|~: Discovery :~|
I learned that words 'matter in the mind' because using words is the natural way
in which each person 'makes "sense"' in one's mind; and that the nature of each
word used actually matters in the mind as: 'the sense,' the word is said to make.
In natural perception, the senses are unified in the moment. The sense of touch and
the sense of effort may be joined with the sense of sight, so one's feeling of: "hard,"
or of: "soft," is sensed as a quality present within one's mental image of this or that
definite "thing" outlined in vision. ['Solid rock' feels hard. 'Flowing fur' feels soft.]
The sense which a word brings to mind is the sense noticed within the perception of
a natural definition: one that is originally, and always, experienced without words.
Here, the work that each word performs is to bring a certain sense to mind. The
sense of a word fills out the 'mental space' of the imagination as the mental image
of the naturally sensed definition comes to mind. The word written: "hard," brings
one sense to mind, whereas the word written: "soft," brings another sense to mind.

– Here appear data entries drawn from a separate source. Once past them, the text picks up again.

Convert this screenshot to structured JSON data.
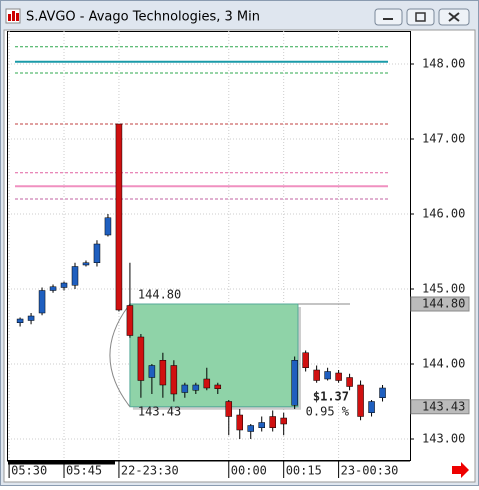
{
  "window": {
    "title": "S.AVGO - Avago Technologies, 3 Min"
  },
  "chart_data": {
    "type": "candlestick",
    "up_color": "#1f5fbf",
    "down_color": "#d01010",
    "open": [
      144.55,
      144.58,
      144.68,
      144.98,
      145.02,
      145.05,
      145.32,
      145.35,
      145.72,
      147.2,
      144.78,
      144.36,
      143.82,
      144.05,
      143.98,
      143.62,
      143.65,
      143.8,
      143.72,
      143.5,
      143.32,
      143.1,
      143.15,
      143.3,
      143.28,
      143.45,
      144.15,
      143.92,
      143.8,
      143.88,
      143.82,
      143.72,
      143.35,
      143.55
    ],
    "high": [
      144.62,
      144.68,
      145.02,
      145.06,
      145.1,
      145.35,
      145.38,
      145.65,
      146.0,
      147.2,
      145.35,
      144.4,
      144.0,
      144.15,
      144.05,
      143.75,
      143.75,
      143.95,
      143.75,
      143.52,
      143.4,
      143.2,
      143.3,
      143.38,
      143.35,
      144.1,
      144.18,
      143.98,
      143.95,
      143.92,
      143.87,
      143.78,
      143.52,
      143.72
    ],
    "low": [
      144.5,
      144.53,
      144.65,
      144.95,
      144.98,
      145.0,
      145.3,
      145.3,
      145.7,
      144.7,
      144.35,
      143.55,
      143.6,
      143.55,
      143.5,
      143.55,
      143.6,
      143.65,
      143.6,
      143.05,
      143.0,
      143.0,
      143.1,
      143.1,
      143.05,
      143.4,
      143.9,
      143.75,
      143.78,
      143.75,
      143.65,
      143.25,
      143.3,
      143.5
    ],
    "close": [
      144.6,
      144.64,
      144.98,
      145.03,
      145.08,
      145.3,
      145.35,
      145.6,
      145.95,
      144.72,
      144.38,
      143.78,
      143.98,
      143.72,
      143.6,
      143.72,
      143.72,
      143.68,
      143.67,
      143.3,
      143.12,
      143.18,
      143.22,
      143.15,
      143.2,
      144.05,
      143.95,
      143.78,
      143.9,
      143.78,
      143.7,
      143.3,
      143.5,
      143.68
    ],
    "xlim": [
      -1.1,
      35.5
    ],
    "xticks": [
      {
        "value": -1,
        "label": "05:30"
      },
      {
        "value": 4,
        "label": "05:45"
      },
      {
        "value": 9,
        "label": "22-23:30"
      },
      {
        "value": 19,
        "label": "00:00"
      },
      {
        "value": 24,
        "label": "00:15"
      },
      {
        "value": 29,
        "label": "23-00:30"
      }
    ],
    "ylim": [
      142.72,
      148.44
    ],
    "yticks": [
      {
        "value": 143,
        "label": "143.00"
      },
      {
        "value": 144,
        "label": "144.00"
      },
      {
        "value": 145,
        "label": "145.00"
      },
      {
        "value": 146,
        "label": "146.00"
      },
      {
        "value": 147,
        "label": "147.00"
      },
      {
        "value": 148,
        "label": "148.00"
      }
    ],
    "grid": true,
    "levels": [
      {
        "value": 148.23,
        "color": "#2fa84f",
        "dashed": true
      },
      {
        "value": 148.03,
        "color": "#1a9aa8",
        "dashed": false
      },
      {
        "value": 147.88,
        "color": "#2fa84f",
        "dashed": true
      },
      {
        "value": 147.2,
        "color": "#c04040",
        "dashed": true
      },
      {
        "value": 146.55,
        "color": "#e060a0",
        "dashed": true
      },
      {
        "value": 146.37,
        "color": "#f090c0",
        "dashed": false
      },
      {
        "value": 146.2,
        "color": "#c060a0",
        "dashed": true
      }
    ],
    "measure": {
      "high": 144.8,
      "low": 143.43,
      "start": 10,
      "end": 25.3,
      "high_label": "144.80",
      "low_label": "143.43",
      "change_label": "$1.37",
      "pct_label": "0.95 %"
    },
    "price_markers": [
      {
        "value": 144.8,
        "label": "144.80"
      },
      {
        "value": 143.43,
        "label": "143.43"
      }
    ]
  }
}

If the naturally sensed definition, which the word brings to mind, fits to match the
mental image, that one has in mind, the word makes sense to use at this moment.
[Performing a task that involves effort, feels hard.] As such, when the sense of a
word matches one's sense of the world, the word may be used to make sense of
this or that naturally defined experience of the world; and words that really 'make
sense' to use at a certain moment within one's actual experience, may be used in a
true explanation from which one may act towards a selected effect that matters.
My continued interest in 'how words work' led to a study of the way words have
come to have the 'sense' that they do. I learned that this study is called etymology.